There’s no easy path to who should rule over this revenue, as there rarely is anyway with local-central financial relations in China. But officials are being attentive, and holding the important local conversations. They aren't talking about impending collapse and neither should anyone else. Even if these are not the same discussions that dominate foreign news coverage of China’s economy, they are coming from the officials themselves. It behooves all to give a listen.

[1] Commentators almost never note that their projections are often based upon figures that Chinese officials themselves see as suspect.

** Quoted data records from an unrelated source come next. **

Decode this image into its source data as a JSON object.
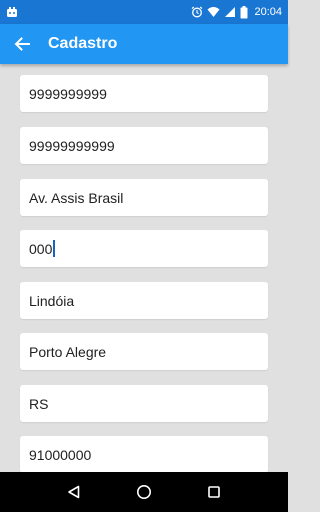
{
  "status_bar": {
    "time": "20:04",
    "icons": [
      "notification-icon",
      "alarm-icon",
      "wifi-icon",
      "signal-icon",
      "battery-icon"
    ]
  },
  "app_bar": {
    "title": "Cadastro",
    "back_icon": "arrow-back-icon"
  },
  "fields": [
    {
      "value": "9999999999"
    },
    {
      "value": "99999999999"
    },
    {
      "value": "Av. Assis Brasil"
    },
    {
      "value": "000",
      "focused": true
    },
    {
      "value": "Lindóia"
    },
    {
      "value": "Porto Alegre"
    },
    {
      "value": "RS"
    },
    {
      "value": "91000000"
    }
  ],
  "nav_bar": {
    "icons": [
      "back-triangle-icon",
      "home-circle-icon",
      "recents-square-icon"
    ]
  },
  "colors": {
    "status_bar": "#1976d2",
    "app_bar": "#2196f3",
    "background": "#e0e0e0",
    "cursor": "#1565c0"
  }
}
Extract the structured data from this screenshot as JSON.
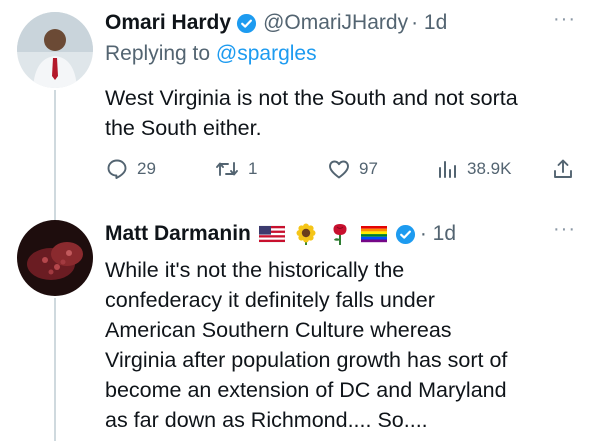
{
  "tweet1": {
    "name": "Omari Hardy",
    "handle": "@OmariJHardy",
    "time": "· 1d",
    "replying_prefix": "Replying to ",
    "replying_handle": "@spargles",
    "text_line1": "West Virginia is not the South and not sorta",
    "text_line2": "the South either.",
    "replies": "29",
    "retweets": "1",
    "likes": "97",
    "views": "38.9K",
    "more": "···"
  },
  "tweet2": {
    "name": "Matt Darmanin",
    "time": "· 1d",
    "flair_emojis": [
      "us-flag-emoji",
      "sunflower-emoji",
      "rose-emoji",
      "rainbow-flag-emoji"
    ],
    "text_lines": [
      "While it's not the historically the",
      "confederacy it definitely falls under",
      "American Southern Culture whereas",
      "Virginia after population growth has sort of",
      "become an extension of DC and Maryland",
      "as far down as Richmond.... So...."
    ],
    "more": "···"
  },
  "colors": {
    "text": "#0f1419",
    "muted": "#536471",
    "link": "#1d9bf0",
    "verified": "#1d9bf0",
    "thread_line": "#cfd9de"
  }
}
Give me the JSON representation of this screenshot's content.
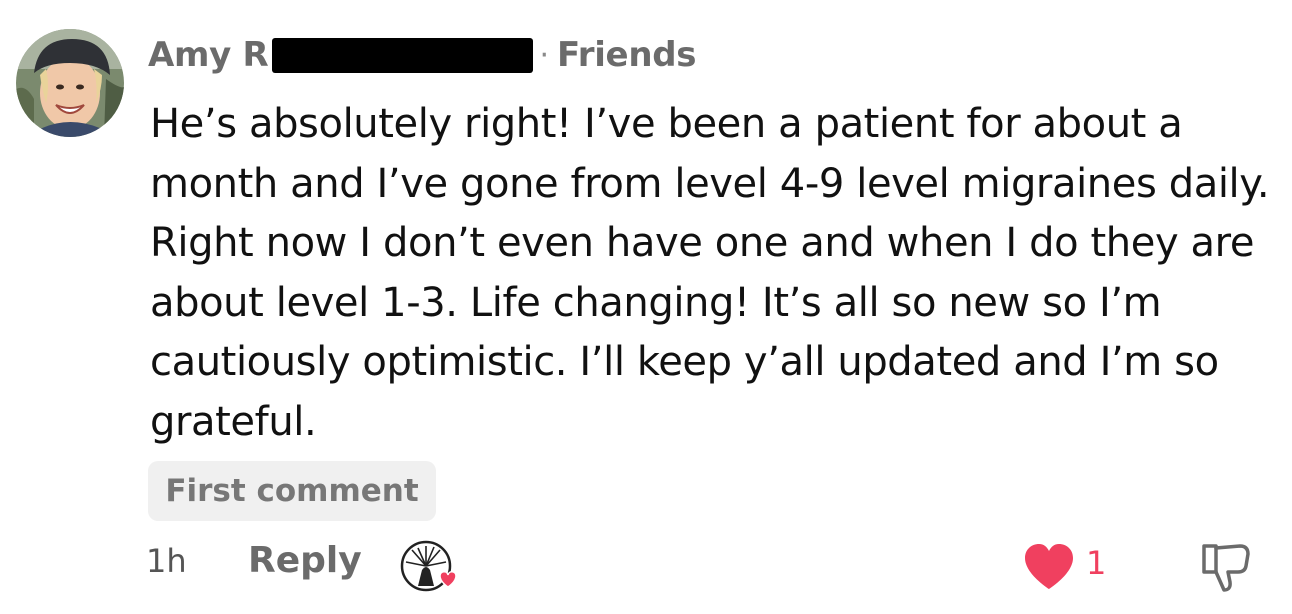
{
  "comment": {
    "author_visible_name": "Amy R",
    "separator": "·",
    "relation": "Friends",
    "text": "He’s absolutely right! I’ve been a patient for about a month and I’ve gone from level 4-9 level migraines daily. Right now I don’t even have one and when I do they are about level 1-3. Life changing! It’s all so new so I’m cautiously optimistic. I’ll keep y’all updated and I’m so grateful.",
    "badge": "First comment",
    "timestamp": "1h",
    "reply_label": "Reply",
    "like_count": "1"
  },
  "icons": {
    "avatar": "profile-photo",
    "reactor": "tree-avatar-with-heart",
    "like": "heart-icon",
    "dislike": "thumbs-down-icon"
  },
  "colors": {
    "like_red": "#f0405f",
    "muted_text": "#6b6b6b",
    "badge_bg": "#f0f0f0"
  }
}
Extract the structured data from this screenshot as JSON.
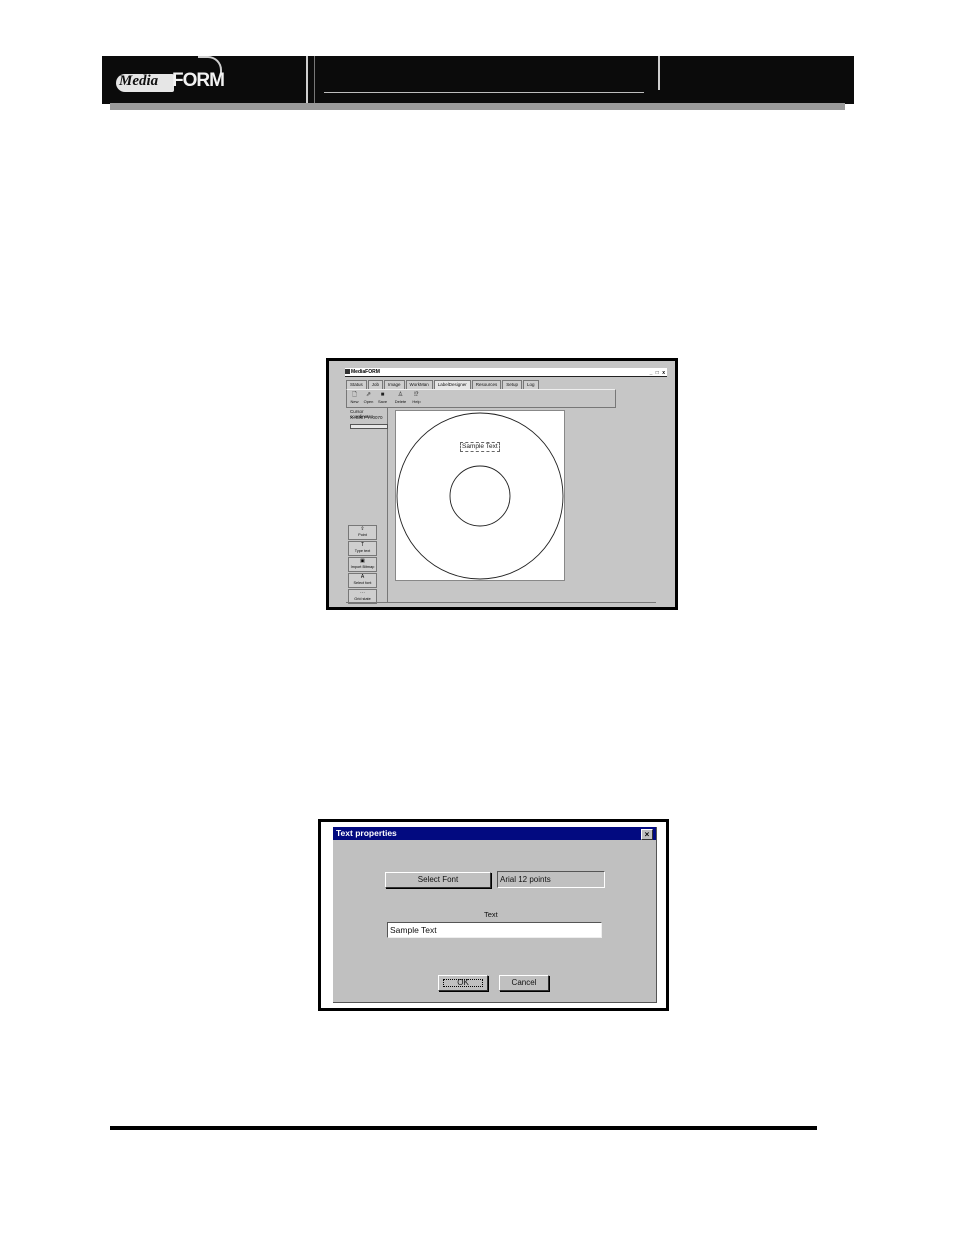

  1. About the translation of "legitimacy and rationality [合法性和合理性]" above, I'm wondering if you could please elaborate more about the choice of translated words. Sometimes I see "合法性" used in situations that seemed more suitable to be translated into "legality" and "合理性" used in situations that suggest legitimacy. I understand that there are some confusion in the use of "合法性" with some using it to mean legality and others meaning legitimacy.

    In this situation whereby the deputy head used the two terms "合法性和合理性", would it be more relevant/suitable to translate as "improve the legality and legitimacy"?

  2. Many thanks for your comment. Your question is an excellent one, I think, as it's challenging to find an appropriate translation with terms that in the Chinese political context are so different from how they would appear to an English-reading audience, and liable to misread. For example, when the latter group reads "legitimacy" [合法性], there's a tendency to think that Chinese officials are concerned about appearing illegitimate to the public--which isn't the case at all. Chinese political discourse is so specifically Chinese much of the time, as I'm sure you know.

    The reason for using "legitimacy and rationality" in this instance is to impart the sense that government officials themselves have conveyed when asked: that 合法性和合理性 means that there's a need to determine who shall be the competent authority to manage this issue, and to make sure that choices that are made are done in a consistent and 'scientific' manner.

    With that in mind, one could change the translation to "legal authority and objectivity". The problem I see is that makes the issue one of legality whereas I see officials here as viewing it more as administrative, in the sense that it's more of a matter of who gets to decide when the situation is new and regulations and directions lag.

    At the same time, these types of translation issues are open questions, often without clear answers.

    Thanks again for your input and suggestions; both are much appreciated. Please feel free to follow up with this issue with this post and others where there may be differences of view and interpretation (in all senses).

  3. Thank you for your clarification.

    I have to admit, while being able to read Chinese, I too belong to the category of "English-reading audience" that tries to find corresponding concepts in English while reading in Chinese (and Chinese political context).

    In the case of "legitimacy", I was thinking about officials shoring up system support rather than concerns about appearing (il)legitimate to the public. Hence in the article, the deputy head highlighted "广大群众的利益需求","群众对政府工作的满意度" and using the funds in "人民群众关心、关注的事情上". All very populist sounding soundbites that would not be out of place for any politician needing to win an election.

    I look forward to more great insights from you in the future.

  4. I agree that "system support" is one good way to think about how politics operates here locally, especially getting people within the government system to support the course of public policy decided upon here, or in Beijing. Your comments have provided reasons to think how best to conceptualise these matters.

    Thanks for your interpretation, as well as for the very kind words.